Os telefones tocavam constantemente, como uma reprise daqueles outros telefonemas, daquelas outras ofertas de solidariedade. Mas um dos telefonemas era diferente, o de David Kenyon. "Só quero que você saiba que para tudo que eu puder fazer, seja o que for, estarei às ordens."
Jill pensou nele, alto, bonito e forte ─ e pensou na criatura deformada no quarto ao lado.
─ Obrigada, David, fico-lhe grata. Mas não há nada, não por enquanto.

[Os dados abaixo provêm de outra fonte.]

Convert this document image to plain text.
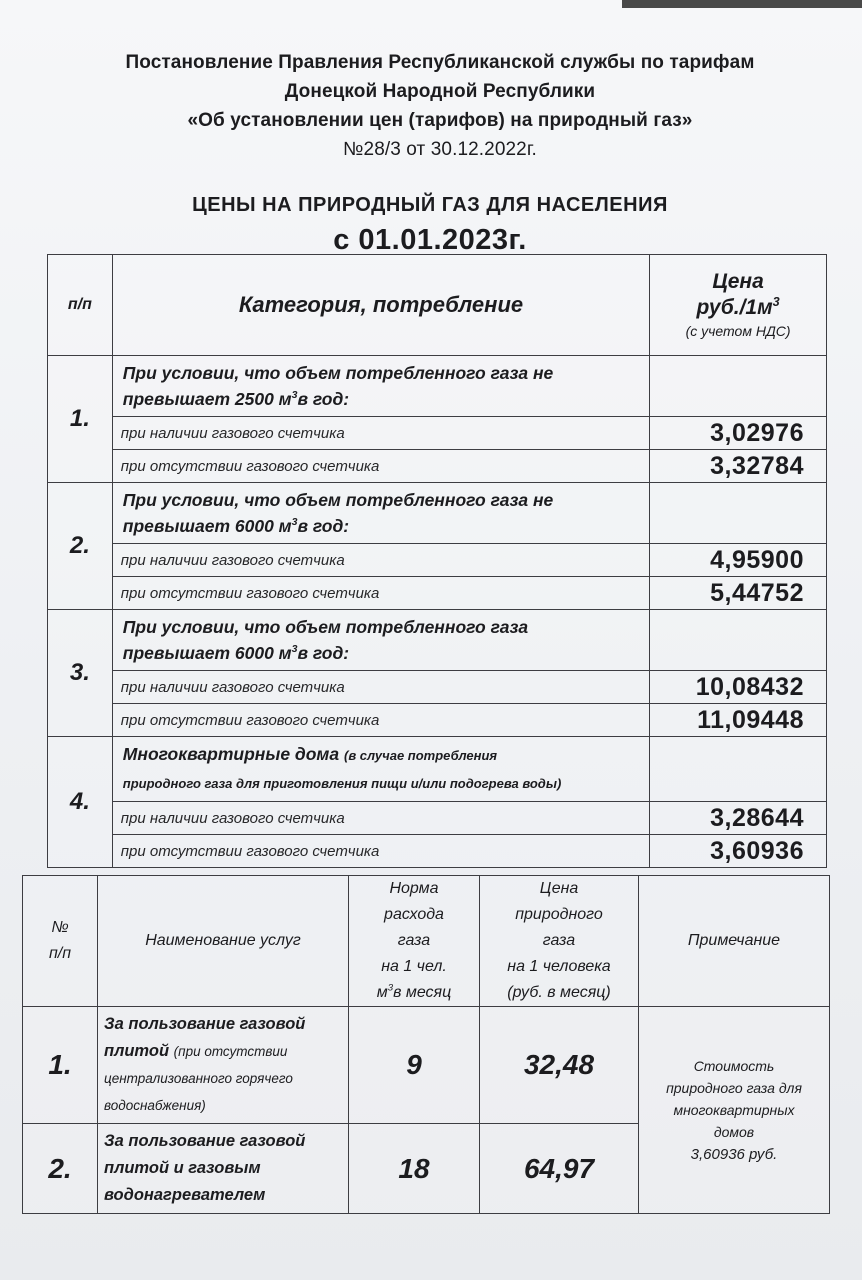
Постановление Правления Республиканской службы по тарифам
Донецкой Народной Республики
«Об установлении цен (тарифов) на природный газ»
№28/3 от 30.12.2022г.
ЦЕНЫ НА ПРИРОДНЫЙ ГАЗ ДЛЯ НАСЕЛЕНИЯ
с 01.01.2023г.
п/п	Категория, потребление	Цена
$руб./1м^3$
(с учетом НДС)

1.	При условии, что объем потребленного газа не
превышает 2500 $м^3в$ год:	
	при наличии газового счетчика	3,02976
	при отсутствии газового счетчика	3,32784
2.	При условии, что объем потребленного газа не
превышает 6000 $м^3в$ год:	
	при наличии газового счетчика	4,95900
	при отсутствии газового счетчика	5,44752
3.	При условии, что объем потребленного газа
превышает 6000 $м^3в$ год:	
	при наличии газового счетчика	10,08432
	при отсутствии газового счетчика	11,09448
4.	Многоквартирные дома (в случае потребления
природного газа для приготовления пищи и/или подогрева воды)	
	при наличии газового счетчика	3,28644
	при отсутствии газового счетчика	3,60936
№
п/п	Наименование услуг	Норма
расхода
газа
на 1 чел.
$м^3в$ месяц	Цена
природного
газа
на 1 человека
(руб. в месяц)	Примечание
1.	За пользование газовой
плитой (при отсутствии
централизованного горячего
водоснабжения)	9	32,48	Стоимость
природного газа для
многоквартирных
домов
3,60936 руб.
2.	За пользование газовой
плитой и газовым
водонагревателем	18	64,97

─ Há bons médicos em Houston ─ disse ele. ─ Dos melhores do mundo. Posso mandá-los ver Toby.
Jill sentiu um aperto na garganta. Oh, que vontade de pedir a David que viesse para junto dela, que a levasse daquele lugar!
Mas não podia. Estava ligada a Toby e sabia que jamais poderia deixá-lo.
Não enquanto ele vivesse.
O Dr. Kaplan terminara de examinar Toby e Jill esperava por ele na biblioteca. Virou-se para olhá-lo quando o doutor atravessou a porta. Ele falou, numa tentativa de humor.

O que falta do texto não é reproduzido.